Models of Subjective Learning

Economics

Speaker:David Dillenberger, University of Pennsylvania
Date: Wednesday 2 November 2011
Time: 16.15
Location: STC/D

Further details

We study a decision maker who faces a dynamic decision problem, in which the process of information arrival is subjective. By studying preferences over menus of acts, we derive a sequence of representations that capture the decision maker's un-certainty about the beliefs he will hold at the time of choosing from a menu. Our most general model is a model of second-order beliefs. We characterize a notion of "more preference for flexibility" via a subjective analogue of Blackwell's (1951, 1953) comparisons of experiments.
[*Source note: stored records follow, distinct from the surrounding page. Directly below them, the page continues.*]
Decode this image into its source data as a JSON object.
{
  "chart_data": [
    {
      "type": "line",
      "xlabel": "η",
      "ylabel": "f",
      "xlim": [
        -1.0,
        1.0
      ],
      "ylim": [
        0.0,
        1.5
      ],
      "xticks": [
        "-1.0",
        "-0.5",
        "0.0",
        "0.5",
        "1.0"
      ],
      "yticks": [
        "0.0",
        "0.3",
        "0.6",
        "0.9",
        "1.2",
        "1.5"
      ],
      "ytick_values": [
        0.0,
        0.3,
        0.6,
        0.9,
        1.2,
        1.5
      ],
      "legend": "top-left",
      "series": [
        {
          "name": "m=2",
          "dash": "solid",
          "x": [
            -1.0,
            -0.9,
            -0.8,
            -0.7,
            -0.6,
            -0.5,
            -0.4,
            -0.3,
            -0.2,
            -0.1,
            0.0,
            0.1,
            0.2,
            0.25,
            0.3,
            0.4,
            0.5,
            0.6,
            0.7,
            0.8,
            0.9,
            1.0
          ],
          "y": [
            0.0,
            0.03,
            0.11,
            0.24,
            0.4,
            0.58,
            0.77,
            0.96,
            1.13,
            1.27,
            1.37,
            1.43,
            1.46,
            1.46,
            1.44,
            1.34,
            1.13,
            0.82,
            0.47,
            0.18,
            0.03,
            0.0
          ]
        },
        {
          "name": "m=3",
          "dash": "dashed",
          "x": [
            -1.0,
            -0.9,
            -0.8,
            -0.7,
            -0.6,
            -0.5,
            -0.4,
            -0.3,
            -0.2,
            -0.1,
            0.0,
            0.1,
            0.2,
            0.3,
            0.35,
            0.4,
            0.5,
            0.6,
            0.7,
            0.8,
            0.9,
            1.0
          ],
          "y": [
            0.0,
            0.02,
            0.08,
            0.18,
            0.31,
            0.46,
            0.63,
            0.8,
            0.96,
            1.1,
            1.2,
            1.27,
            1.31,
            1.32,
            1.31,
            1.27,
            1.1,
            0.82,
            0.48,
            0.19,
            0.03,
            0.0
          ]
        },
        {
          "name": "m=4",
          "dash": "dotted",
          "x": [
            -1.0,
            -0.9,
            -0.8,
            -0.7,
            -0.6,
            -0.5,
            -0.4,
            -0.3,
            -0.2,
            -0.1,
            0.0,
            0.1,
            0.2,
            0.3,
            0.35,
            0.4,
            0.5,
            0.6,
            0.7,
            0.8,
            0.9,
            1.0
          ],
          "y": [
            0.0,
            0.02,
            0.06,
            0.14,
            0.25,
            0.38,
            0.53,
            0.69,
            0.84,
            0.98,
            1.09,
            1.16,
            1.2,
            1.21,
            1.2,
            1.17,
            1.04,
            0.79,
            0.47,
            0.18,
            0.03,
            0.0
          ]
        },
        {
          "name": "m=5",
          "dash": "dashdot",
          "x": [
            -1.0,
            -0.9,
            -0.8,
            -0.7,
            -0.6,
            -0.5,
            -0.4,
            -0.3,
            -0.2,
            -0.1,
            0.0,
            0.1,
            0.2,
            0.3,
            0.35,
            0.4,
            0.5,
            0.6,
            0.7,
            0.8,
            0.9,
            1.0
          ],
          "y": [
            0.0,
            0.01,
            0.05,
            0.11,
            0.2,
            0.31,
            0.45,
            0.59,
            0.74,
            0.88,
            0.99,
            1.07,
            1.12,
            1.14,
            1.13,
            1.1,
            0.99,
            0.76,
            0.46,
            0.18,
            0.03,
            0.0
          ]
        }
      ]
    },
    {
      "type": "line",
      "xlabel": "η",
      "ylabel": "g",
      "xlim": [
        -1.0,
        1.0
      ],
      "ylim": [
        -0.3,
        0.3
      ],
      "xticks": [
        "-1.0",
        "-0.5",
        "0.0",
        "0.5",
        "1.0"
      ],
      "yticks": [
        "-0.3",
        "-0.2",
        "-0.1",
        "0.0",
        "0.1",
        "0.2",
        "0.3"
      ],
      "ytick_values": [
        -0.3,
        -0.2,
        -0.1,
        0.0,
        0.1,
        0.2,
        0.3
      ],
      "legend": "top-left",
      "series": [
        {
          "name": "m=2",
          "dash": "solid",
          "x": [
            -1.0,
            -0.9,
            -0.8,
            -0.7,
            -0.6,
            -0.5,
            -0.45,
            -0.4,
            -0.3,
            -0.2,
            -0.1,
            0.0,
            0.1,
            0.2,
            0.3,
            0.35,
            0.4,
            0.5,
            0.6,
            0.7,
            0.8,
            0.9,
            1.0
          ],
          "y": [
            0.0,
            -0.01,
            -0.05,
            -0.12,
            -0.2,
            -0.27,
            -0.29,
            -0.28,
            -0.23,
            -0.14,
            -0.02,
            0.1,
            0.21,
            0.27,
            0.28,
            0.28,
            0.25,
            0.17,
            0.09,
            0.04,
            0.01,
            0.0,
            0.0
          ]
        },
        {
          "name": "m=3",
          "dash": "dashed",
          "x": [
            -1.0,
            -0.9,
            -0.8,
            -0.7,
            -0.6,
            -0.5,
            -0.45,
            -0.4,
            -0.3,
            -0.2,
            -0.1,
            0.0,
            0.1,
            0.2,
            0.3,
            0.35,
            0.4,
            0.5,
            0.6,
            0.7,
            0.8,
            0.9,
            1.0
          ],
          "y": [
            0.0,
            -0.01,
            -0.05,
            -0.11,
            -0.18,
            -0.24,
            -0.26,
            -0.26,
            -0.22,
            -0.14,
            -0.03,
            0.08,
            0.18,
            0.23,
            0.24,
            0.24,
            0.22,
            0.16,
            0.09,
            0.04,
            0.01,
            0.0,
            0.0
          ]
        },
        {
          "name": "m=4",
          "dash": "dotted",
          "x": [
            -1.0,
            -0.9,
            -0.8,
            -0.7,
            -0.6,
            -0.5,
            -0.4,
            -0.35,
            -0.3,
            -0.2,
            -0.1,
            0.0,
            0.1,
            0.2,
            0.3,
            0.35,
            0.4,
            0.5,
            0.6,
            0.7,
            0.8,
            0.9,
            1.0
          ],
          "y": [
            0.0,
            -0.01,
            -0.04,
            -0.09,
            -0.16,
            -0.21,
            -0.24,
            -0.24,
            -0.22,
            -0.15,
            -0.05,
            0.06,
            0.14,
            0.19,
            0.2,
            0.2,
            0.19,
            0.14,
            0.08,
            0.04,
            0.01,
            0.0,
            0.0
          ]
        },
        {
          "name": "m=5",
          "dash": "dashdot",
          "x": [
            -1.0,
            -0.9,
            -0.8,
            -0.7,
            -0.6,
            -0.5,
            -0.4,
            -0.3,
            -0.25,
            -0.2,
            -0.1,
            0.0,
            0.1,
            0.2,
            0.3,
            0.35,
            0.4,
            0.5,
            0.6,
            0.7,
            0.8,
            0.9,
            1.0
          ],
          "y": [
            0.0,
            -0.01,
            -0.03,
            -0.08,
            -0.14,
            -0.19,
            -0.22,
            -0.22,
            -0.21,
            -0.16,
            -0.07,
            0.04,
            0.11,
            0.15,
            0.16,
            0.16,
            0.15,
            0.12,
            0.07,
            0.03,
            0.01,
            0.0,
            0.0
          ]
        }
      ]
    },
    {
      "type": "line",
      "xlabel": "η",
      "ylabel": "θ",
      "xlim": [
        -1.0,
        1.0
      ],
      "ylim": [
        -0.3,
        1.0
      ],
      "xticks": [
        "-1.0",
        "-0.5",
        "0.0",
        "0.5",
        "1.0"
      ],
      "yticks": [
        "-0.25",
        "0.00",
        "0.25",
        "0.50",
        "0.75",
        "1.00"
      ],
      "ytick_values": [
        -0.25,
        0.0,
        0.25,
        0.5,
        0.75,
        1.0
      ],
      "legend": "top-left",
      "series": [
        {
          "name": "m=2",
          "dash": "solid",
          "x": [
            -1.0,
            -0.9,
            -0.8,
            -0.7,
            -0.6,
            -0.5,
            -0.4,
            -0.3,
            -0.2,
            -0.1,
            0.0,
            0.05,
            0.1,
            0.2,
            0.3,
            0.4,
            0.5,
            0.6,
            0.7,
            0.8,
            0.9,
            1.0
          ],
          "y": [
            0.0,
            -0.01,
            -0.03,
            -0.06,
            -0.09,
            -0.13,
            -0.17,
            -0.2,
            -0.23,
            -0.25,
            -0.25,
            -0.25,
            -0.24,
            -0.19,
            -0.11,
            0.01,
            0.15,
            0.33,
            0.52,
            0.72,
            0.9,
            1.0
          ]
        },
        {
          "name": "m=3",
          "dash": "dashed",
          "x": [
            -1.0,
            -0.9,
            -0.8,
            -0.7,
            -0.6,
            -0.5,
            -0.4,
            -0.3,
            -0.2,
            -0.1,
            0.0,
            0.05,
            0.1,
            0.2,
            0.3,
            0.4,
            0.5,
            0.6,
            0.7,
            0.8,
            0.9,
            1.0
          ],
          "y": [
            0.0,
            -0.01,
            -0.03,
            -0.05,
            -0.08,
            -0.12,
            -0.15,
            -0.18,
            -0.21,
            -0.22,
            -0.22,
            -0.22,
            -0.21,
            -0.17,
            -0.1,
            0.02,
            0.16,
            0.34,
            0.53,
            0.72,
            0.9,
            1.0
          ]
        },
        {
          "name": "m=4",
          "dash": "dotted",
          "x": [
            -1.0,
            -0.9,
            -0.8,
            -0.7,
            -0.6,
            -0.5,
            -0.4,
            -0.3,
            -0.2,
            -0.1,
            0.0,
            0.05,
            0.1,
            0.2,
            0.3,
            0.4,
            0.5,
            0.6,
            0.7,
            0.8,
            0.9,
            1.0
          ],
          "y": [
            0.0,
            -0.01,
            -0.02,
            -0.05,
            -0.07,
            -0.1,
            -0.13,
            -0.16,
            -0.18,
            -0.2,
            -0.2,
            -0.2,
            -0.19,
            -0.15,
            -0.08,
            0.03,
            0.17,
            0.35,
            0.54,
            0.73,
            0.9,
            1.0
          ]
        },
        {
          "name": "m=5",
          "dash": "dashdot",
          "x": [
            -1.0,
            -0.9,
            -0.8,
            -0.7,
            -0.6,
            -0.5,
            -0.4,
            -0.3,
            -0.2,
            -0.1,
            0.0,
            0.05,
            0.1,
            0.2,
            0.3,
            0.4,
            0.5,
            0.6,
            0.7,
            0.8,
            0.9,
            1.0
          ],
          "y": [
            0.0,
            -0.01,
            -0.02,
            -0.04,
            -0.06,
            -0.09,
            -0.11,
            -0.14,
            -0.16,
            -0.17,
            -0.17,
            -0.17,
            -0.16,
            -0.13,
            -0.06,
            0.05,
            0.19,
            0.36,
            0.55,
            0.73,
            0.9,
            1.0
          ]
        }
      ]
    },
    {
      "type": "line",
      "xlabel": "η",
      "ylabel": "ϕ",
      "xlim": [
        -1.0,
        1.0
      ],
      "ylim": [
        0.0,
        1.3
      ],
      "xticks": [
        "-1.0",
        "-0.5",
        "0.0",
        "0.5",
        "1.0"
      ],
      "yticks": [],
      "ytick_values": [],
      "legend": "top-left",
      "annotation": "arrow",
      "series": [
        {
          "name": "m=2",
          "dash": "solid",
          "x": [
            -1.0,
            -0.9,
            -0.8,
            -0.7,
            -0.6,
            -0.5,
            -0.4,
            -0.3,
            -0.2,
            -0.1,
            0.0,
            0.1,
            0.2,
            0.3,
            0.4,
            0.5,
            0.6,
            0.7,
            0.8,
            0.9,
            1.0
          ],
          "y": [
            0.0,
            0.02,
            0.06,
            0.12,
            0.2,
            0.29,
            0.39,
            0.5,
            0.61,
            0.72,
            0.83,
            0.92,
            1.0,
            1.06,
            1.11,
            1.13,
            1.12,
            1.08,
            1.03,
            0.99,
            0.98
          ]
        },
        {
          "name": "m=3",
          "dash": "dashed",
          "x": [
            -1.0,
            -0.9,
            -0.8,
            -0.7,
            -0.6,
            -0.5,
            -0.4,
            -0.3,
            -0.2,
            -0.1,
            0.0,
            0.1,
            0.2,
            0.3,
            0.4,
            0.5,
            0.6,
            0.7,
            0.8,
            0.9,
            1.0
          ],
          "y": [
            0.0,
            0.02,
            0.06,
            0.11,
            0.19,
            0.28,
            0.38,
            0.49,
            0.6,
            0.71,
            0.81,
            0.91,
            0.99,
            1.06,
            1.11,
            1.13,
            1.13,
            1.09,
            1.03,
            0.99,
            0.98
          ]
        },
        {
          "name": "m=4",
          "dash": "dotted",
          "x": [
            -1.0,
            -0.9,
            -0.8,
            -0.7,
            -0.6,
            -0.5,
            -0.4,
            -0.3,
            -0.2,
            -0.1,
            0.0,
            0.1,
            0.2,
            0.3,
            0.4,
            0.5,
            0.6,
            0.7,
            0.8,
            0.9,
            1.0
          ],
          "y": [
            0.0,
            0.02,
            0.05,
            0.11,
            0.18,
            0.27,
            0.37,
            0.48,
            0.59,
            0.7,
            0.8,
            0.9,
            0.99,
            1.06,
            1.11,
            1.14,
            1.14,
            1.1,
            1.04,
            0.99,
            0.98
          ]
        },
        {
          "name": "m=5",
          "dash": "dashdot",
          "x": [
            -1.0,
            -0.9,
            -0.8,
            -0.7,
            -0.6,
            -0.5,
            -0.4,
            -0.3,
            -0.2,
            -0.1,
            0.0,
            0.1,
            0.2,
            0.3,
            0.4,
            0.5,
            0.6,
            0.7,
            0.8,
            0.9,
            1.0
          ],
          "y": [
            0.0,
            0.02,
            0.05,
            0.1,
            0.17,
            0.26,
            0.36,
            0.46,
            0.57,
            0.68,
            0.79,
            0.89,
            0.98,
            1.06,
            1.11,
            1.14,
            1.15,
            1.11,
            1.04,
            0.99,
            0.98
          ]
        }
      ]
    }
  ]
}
We proceed to study a refined model in which signals are objectively describable as subsets of the state space. We provide a representation according to which the DM is only uncertain about the information set he will be in when choosing from the menu. We characterize the information systems that can support such a representation. The characterization is closely related to Shapley's (1967) notion of balanced weights. This representation has the advantage that, by introducing the comparative notion of "valuing binary bets more", we can describe how the behavior of two decision makers differs when one expects to learn more than the other, even if they do not agree on their prior beliefs. We then reinterpret the model in a way that allows us to study a decision maker who anticipates subjective uncertainty to be resolved gradually over time. We derive a representation that can be interpreted as follows: the decision maker holds beliefs over the states of the world and has in mind a filtration indexed by continuous time. Using Bayes' law, the filtration together with the beliefs generates a subjective temporal lottery. Both the filtration, which is the timing of information arrival and the sequence of partitions induced by it, and the beliefs, can be uniquely elicited from choice behavior. In this context, valuing binary bets more is equivalent to having a finer filtration. If two decision maker also share the same prior beliefs, then having a finer filtration is equivalent to having more preference for flexibility.